Art, money and the financial crisis

© Kostyantyn Strilets
Author of «Hype! Art and Money» Piroschka Dossi

The beginning of June saw a meeting with German critic and consultant, author of the bestseller «Hype! Art and Money», Piroschka Dossi, that took place during the “The Book Arsenal” international book fair at Art Arsenal.

This sharp and ironic book was published in 2007, just before the financial crisis, touching off a wave of discussion in the art world. It presents a close analysis of the relationship and mutual influence of art and money since ancient times. She tells the reader a bright and engaging story of the development of global capitalism and the role of art as a perfect ground not just for investment, but for speculation.

The art market is a strange grey zone within the global market that does increase monetary value, but against all normal market laws. And according to Piroschka it is the gray zone within that grey zone in contemporary art. It is contemporary art that went beyond the more or less objective criteria of craftsmanship, of an original and a copy, of certain standards, that is making the big sales nowadays.

After her talk, Piroschka Dossi answered a few questions from KORYDOR.

Kateryna Botanova: After the book you came up with a film series for ARTE, exhibitions, articles. Why are you so interested in the issues of art and the market?

Piroschka Dossi: This may have three reasons: 1. my curiosity and my wish to understand the deeper workings of the world we live in, 2. my educational background which comprises law, art history and economy, and 3. the fact that I have been married for two decades to an artist, so I know the reality of artists? lives from my own experience.

K.B.: Why is contemporary art making the markets now?

P.D.: It is the fascination for the new, which, besides, drives not only the art market, but consumption as part of the economic system, the need of the newly rich to create visible identities, which money alone cannot do, and the profit potential which lies in the discovery of young artists who have not yet been positioned in the context of art history.

K.B.: What influence did the financial crisis have on the art market in general?

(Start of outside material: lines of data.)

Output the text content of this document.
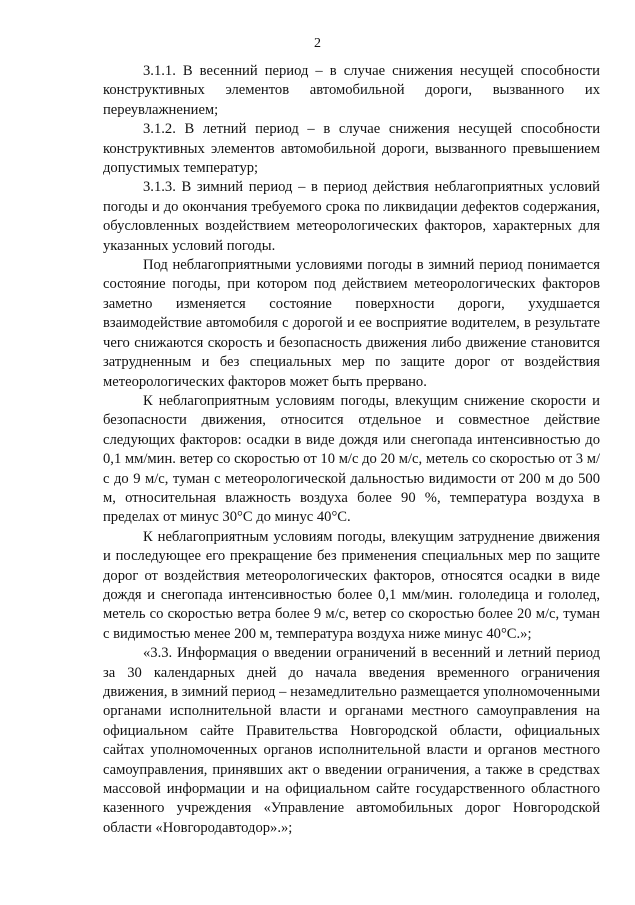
2

3.1.1. В весенний период – в случае снижения несущей способности конструктивных элементов автомобильной дороги, вызванного их переувлажнением;

3.1.2. В летний период – в случае снижения несущей способности конструктивных элементов автомобильной дороги, вызванного превышением допустимых температур;

3.1.3. В зимний период – в период действия неблагоприятных условий погоды и до окончания требуемого срока по ликвидации дефектов содержания, обусловленных воздействием метеорологических факторов, характерных для указанных условий погоды.

Под неблагоприятными условиями погоды в зимний период понимается состояние погоды, при котором под действием метеорологических факторов заметно изменяется состояние поверхности дороги, ухудшается взаимодействие автомобиля с дорогой и ее восприятие водителем, в результате чего снижаются скорость и безопасность движения либо движение становится затрудненным и без специальных мер по защите дорог от воздействия метеорологических факторов может быть прервано.

К неблагоприятным условиям погоды, влекущим снижение скорости и безопасности движения, относится отдельное и совместное действие следующих факторов: осадки в виде дождя или снегопада интенсивностью до 0,1 мм/мин. ветер со скоростью от 10 м/с до 20 м/с, метель со скоростью от 3 м/с до 9 м/с, туман с метеорологической дальностью видимости от 200 м до 500 м, относительная влажность воздуха более 90 %, температура воздуха в пределах от минус 30°С до минус 40°С.

К неблагоприятным условиям погоды, влекущим затруднение движения и последующее его прекращение без применения специальных мер по защите дорог от воздействия метеорологических факторов, относятся осадки в виде дождя и снегопада интенсивностью более 0,1 мм/мин. гололедица и гололед, метель со скоростью ветра более 9 м/с, ветер со скоростью более 20 м/с, туман с видимостью менее 200 м, температура воздуха ниже минус 40°С.»;

«3.3. Информация о введении ограничений в весенний и летний период за 30 календарных дней до начала введения временного ограничения движения, в зимний период – незамедлительно размещается уполномоченными органами исполнительной власти и органами местного самоуправления на официальном сайте Правительства Новгородской области, официальных сайтах уполномоченных органов исполнительной власти и органов местного самоуправления, принявших акт о введении ограничения, а также в средствах массовой информации и на официальном сайте государственного областного казенного учреждения «Управление автомобильных дорог Новгородской области «Новгородавтодор».»;
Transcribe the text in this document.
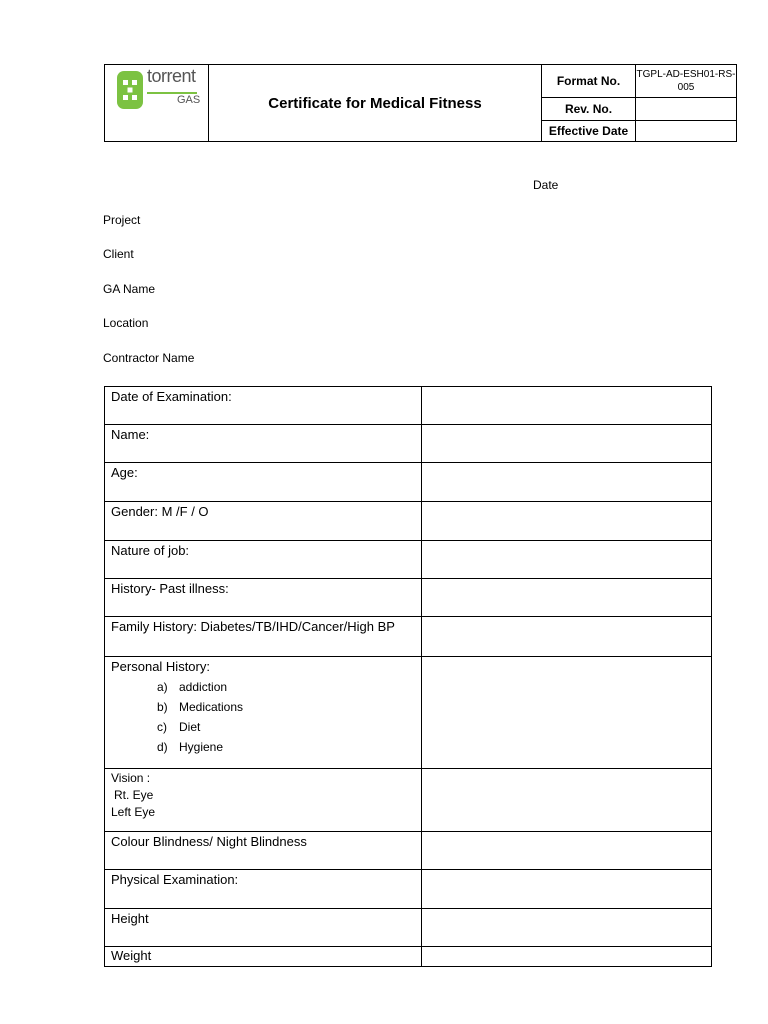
torrent
GAS	Certificate for Medical Fitness
Format No.	TGPL-AD-ESH01-RS-005
Rev. No.
Effective Date
Date
Project
Client
GA Name
Location
Contractor Name
Date of Examination:
Name:
Age:
Gender: M /F / O
Nature of job:
History- Past illness:
Family History: Diabetes/TB/IHD/Cancer/High BP
Personal History:
a) addiction
b) Medications
c) Diet
d) Hygiene
Vision :
Rt. Eye
Left Eye
Colour Blindness/ Night Blindness
Physical Examination:
Height
Weight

P.D.: The art market collapsed, and especially collectors of contemporary art saw the economic value of their collections dramatically drop. This coincided with a loss of trust, which hit not only the segments which had been driven up to astronomic price levels during the previous hype, but also all those artists who did not profit from it. This is unjust. But markets are not just, they are just efficient.

K.B: I think I won’t be wrong if I say that your book is quite harshly ironic. You certainly unmask a lot. But an interesting fact is that in two reviews published in Russia (as your book was recently translated in Russia), I saw that it is unmasking the contemporary art that was noticed. Is that what you really were unmasking?

P.D.: Art is supposed to be something serious. Sometimes it is, sometimes it isn?t. Artists can be jokers, some of them overtly like the Swiss artists Peter Fischli and David Weiss, others covertly like Jeff Koons or Damien Hirst. They are playing with the market, with the expectations of their audience, and everyone is free to take their work upfront or to see through the surface and enjoy the joke in it.

Since there is a market for art, artists are struggling for their creative independence. Even though the market was a liberation insofar as it liberated art from feudal domination, it created new constraints. The artist has to produce something that is accepted at least by a part of the audience. These obvious or hidden jokes are symbolic acts of independence, and, if you want, the biggest joke was told by Damien Hirst, who auctioned off his works with a record breaking result one day before the crash of Lehman Brothers, which triggered the financial crisis and the subsequent collapse of the art market. He put himself, as artist and entrepreneur, on top of the art system and the market.

K.B.: In your book you draw a circle of a gallerist selling art, a critic making the art famous, a museum ennobling it, a collector paying for it. Where does the audience go in this vicious circle? And is there a place for such a thing as non-commercial art?

P.D.: The audience goes mainstream. This is not a bad thing, because it means at least discovering contemporary art. Works of art, which are accepted, bought by large collectors, shown in blockbuster shows are ?low risk?. Those individuals who are curious and adventurous will move on and start to make their own discoveries in search for what art can really do: opening the windows of perception.

K.B.: What is the place for non-commercial art? Why is it important? And how can it survive (being outside the market)?

P.D.: Non-commercial art is a cultural laboratory, where talents can develop their visions free from economic considerations. A free space is necessary for any creative development. It needs the backup of passionate individuals and institutional support.

The meeting with Piroschka Dossi was made possible with support of the Goethe Institute in Ukraine.